Entre julho (o convite) e outubro (a realização), muitas andanças, de ambas as partes-  Zezé com suas pinturas, exposições, viagens; a equipe do Ruas e Quintais - como abreviada e carinhosamente chamamos o projeto - com nossas idas e vindas junto ao Conselho (Municipal de Cultura - Salve Rita de Cássia Nery), com relatórios, solicitações, contratação de equipe, filmagens várias.
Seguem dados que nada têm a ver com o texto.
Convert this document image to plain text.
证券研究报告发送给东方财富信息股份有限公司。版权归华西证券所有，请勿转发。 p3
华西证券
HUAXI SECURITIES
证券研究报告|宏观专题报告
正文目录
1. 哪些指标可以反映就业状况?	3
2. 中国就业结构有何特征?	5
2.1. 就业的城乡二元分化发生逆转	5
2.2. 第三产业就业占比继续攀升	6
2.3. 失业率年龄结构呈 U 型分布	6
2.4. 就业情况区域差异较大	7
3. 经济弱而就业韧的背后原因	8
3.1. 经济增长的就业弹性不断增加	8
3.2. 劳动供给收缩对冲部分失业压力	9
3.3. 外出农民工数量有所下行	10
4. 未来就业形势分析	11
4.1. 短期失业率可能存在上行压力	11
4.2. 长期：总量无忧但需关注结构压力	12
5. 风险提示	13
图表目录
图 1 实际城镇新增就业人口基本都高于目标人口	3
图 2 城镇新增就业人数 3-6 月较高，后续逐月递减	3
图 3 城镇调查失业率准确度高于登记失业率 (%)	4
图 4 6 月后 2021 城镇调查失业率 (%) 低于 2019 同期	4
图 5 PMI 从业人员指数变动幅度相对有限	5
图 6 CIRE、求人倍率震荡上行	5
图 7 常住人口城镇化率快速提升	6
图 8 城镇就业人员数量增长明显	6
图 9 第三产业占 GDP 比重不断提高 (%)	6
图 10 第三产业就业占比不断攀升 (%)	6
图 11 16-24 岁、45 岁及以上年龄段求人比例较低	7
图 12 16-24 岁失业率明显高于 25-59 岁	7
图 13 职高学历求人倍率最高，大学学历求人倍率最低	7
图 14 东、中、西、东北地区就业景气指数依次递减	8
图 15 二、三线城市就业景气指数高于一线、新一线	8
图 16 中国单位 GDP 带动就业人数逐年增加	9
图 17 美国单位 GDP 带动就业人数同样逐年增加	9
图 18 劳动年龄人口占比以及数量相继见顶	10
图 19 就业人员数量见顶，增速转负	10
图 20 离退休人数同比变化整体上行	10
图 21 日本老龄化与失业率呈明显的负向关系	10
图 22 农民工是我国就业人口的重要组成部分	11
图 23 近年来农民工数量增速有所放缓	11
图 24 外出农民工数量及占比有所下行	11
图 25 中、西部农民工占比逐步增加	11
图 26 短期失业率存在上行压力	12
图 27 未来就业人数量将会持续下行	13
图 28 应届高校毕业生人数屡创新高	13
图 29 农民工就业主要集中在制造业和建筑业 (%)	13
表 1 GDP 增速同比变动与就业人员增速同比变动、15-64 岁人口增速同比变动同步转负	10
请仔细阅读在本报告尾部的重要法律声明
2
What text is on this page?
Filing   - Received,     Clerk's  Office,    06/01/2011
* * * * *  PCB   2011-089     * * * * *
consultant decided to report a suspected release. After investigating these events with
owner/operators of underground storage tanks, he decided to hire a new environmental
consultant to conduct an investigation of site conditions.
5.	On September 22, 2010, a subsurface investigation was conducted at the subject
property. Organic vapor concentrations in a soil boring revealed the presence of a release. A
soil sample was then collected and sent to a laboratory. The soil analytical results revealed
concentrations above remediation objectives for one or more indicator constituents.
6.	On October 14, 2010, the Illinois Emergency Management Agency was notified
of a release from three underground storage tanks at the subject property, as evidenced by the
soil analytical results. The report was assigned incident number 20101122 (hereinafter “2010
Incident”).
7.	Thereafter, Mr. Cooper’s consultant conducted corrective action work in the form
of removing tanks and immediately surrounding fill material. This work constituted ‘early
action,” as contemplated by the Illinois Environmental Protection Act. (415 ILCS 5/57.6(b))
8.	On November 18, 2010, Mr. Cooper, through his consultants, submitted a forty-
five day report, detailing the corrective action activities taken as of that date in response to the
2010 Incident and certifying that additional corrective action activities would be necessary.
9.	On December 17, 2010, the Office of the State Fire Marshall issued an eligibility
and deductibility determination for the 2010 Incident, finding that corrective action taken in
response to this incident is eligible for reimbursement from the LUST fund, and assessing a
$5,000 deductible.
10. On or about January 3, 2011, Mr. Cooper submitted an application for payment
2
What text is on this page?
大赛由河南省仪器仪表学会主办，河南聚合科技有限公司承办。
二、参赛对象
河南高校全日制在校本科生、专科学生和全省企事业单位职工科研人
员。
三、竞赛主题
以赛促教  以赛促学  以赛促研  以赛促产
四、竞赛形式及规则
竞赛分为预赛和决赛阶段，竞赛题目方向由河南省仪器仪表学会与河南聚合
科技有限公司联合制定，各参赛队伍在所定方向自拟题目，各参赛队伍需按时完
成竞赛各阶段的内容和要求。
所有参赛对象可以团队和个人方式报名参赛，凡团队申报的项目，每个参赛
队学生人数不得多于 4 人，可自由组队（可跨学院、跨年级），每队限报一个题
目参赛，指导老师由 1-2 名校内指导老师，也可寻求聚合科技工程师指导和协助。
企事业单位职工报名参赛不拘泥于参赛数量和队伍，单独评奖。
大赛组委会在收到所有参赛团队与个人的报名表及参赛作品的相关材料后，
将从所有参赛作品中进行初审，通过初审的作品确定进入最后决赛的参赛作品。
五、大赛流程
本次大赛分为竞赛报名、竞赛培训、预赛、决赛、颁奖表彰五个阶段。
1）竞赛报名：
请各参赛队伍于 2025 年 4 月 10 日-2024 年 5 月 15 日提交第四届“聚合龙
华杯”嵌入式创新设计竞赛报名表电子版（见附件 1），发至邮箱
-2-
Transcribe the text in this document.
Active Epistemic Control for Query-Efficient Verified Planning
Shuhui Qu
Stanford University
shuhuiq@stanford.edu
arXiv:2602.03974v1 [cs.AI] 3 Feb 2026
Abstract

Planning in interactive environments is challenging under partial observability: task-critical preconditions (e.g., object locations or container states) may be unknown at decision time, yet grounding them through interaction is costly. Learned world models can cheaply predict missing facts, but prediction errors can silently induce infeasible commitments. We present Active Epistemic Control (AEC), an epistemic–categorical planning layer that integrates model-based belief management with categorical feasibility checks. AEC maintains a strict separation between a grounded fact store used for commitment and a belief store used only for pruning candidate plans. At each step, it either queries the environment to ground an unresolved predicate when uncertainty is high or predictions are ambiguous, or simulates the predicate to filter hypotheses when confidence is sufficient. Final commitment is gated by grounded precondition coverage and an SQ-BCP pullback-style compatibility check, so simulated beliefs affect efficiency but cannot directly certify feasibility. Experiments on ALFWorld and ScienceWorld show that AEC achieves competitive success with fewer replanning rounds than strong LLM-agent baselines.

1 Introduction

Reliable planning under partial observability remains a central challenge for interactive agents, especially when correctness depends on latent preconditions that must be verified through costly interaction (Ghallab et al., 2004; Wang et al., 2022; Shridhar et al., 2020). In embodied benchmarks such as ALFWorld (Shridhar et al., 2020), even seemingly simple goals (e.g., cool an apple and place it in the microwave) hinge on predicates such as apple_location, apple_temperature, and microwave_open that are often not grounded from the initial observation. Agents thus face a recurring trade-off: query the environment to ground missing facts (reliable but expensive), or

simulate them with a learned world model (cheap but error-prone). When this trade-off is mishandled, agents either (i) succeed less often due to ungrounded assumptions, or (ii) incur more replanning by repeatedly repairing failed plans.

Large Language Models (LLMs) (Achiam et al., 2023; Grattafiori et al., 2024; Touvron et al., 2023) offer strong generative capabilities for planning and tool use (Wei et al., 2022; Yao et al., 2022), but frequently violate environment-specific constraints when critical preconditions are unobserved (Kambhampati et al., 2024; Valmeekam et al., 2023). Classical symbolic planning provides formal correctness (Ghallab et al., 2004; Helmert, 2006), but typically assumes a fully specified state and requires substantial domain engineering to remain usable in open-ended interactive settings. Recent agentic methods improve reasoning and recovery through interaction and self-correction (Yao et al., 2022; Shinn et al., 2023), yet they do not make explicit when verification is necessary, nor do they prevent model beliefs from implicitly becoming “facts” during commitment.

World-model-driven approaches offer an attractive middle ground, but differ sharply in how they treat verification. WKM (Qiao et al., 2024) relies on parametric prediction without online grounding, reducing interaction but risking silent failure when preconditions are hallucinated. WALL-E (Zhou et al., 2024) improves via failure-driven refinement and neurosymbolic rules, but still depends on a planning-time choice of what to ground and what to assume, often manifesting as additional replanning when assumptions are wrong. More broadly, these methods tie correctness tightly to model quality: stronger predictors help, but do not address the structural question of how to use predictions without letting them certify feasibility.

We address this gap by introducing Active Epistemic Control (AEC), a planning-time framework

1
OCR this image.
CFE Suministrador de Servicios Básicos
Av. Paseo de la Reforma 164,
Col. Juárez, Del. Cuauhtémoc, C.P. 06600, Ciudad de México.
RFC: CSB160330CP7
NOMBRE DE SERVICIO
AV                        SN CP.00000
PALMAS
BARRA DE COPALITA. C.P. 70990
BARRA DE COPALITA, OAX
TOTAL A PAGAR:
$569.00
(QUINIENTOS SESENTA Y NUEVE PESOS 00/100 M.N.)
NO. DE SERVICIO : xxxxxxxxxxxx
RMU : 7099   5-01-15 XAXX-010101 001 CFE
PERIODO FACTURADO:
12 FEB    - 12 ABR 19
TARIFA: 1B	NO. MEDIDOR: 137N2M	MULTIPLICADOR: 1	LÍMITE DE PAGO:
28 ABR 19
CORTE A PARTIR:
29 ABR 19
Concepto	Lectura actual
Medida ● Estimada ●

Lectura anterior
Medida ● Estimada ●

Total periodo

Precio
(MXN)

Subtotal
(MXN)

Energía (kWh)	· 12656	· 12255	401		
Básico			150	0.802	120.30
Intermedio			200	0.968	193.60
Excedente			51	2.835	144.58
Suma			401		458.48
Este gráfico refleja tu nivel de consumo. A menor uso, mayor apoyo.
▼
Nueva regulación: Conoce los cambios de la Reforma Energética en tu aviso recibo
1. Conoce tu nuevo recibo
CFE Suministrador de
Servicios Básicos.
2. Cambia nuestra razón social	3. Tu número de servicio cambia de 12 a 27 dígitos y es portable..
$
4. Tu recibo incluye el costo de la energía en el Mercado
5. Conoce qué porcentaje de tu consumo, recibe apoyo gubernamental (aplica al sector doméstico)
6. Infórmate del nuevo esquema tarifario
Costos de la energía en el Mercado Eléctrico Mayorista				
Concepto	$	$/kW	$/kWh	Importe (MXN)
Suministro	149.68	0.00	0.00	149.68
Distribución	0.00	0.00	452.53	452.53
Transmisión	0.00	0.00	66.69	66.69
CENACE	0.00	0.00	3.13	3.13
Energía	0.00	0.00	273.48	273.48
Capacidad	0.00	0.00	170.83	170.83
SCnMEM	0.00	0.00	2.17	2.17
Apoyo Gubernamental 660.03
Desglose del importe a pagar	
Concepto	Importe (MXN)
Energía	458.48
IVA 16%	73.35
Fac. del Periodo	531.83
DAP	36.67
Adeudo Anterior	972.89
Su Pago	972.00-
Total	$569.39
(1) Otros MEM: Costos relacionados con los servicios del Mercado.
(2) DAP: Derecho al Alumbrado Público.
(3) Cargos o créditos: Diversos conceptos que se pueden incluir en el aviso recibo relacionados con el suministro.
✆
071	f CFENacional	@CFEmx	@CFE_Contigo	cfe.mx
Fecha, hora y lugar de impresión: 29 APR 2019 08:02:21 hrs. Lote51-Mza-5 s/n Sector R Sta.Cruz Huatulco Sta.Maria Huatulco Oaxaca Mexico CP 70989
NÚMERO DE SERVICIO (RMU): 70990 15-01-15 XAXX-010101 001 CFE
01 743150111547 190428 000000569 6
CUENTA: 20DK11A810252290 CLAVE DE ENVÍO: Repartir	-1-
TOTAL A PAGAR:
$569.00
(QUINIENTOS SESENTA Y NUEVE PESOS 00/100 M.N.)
Nesse "ensaio" de agendamento da entrevista me perguntei muito a respeito do que passaria no imaginário daquela senhora: receber em sua casa pessoas desconhecidas. Quantas? Cinco. Seria um assalto, um trote, pessoas bem ou mal intencionadas?

Há perguntas recorrentes, por parte dos entrevistados ou parentes: terão acesso a este material? Onde isso será divulgado?
Quando percebem, então, que será exibido em cinema - porque esta é uma das nossas intenções - ficam desconfortáveis, julgam não haver motivos suficientes para isso. O que teria de extraordinário em suas histórias? Não tenho resposta. Apenas mais uma pergunta: há algo mais extraordinário, e ordinário ao mesmo tempo, que nascer, crescer, viver, contar e ouvir histórias, ser personagem, diretor, dramaturgo da própria vida?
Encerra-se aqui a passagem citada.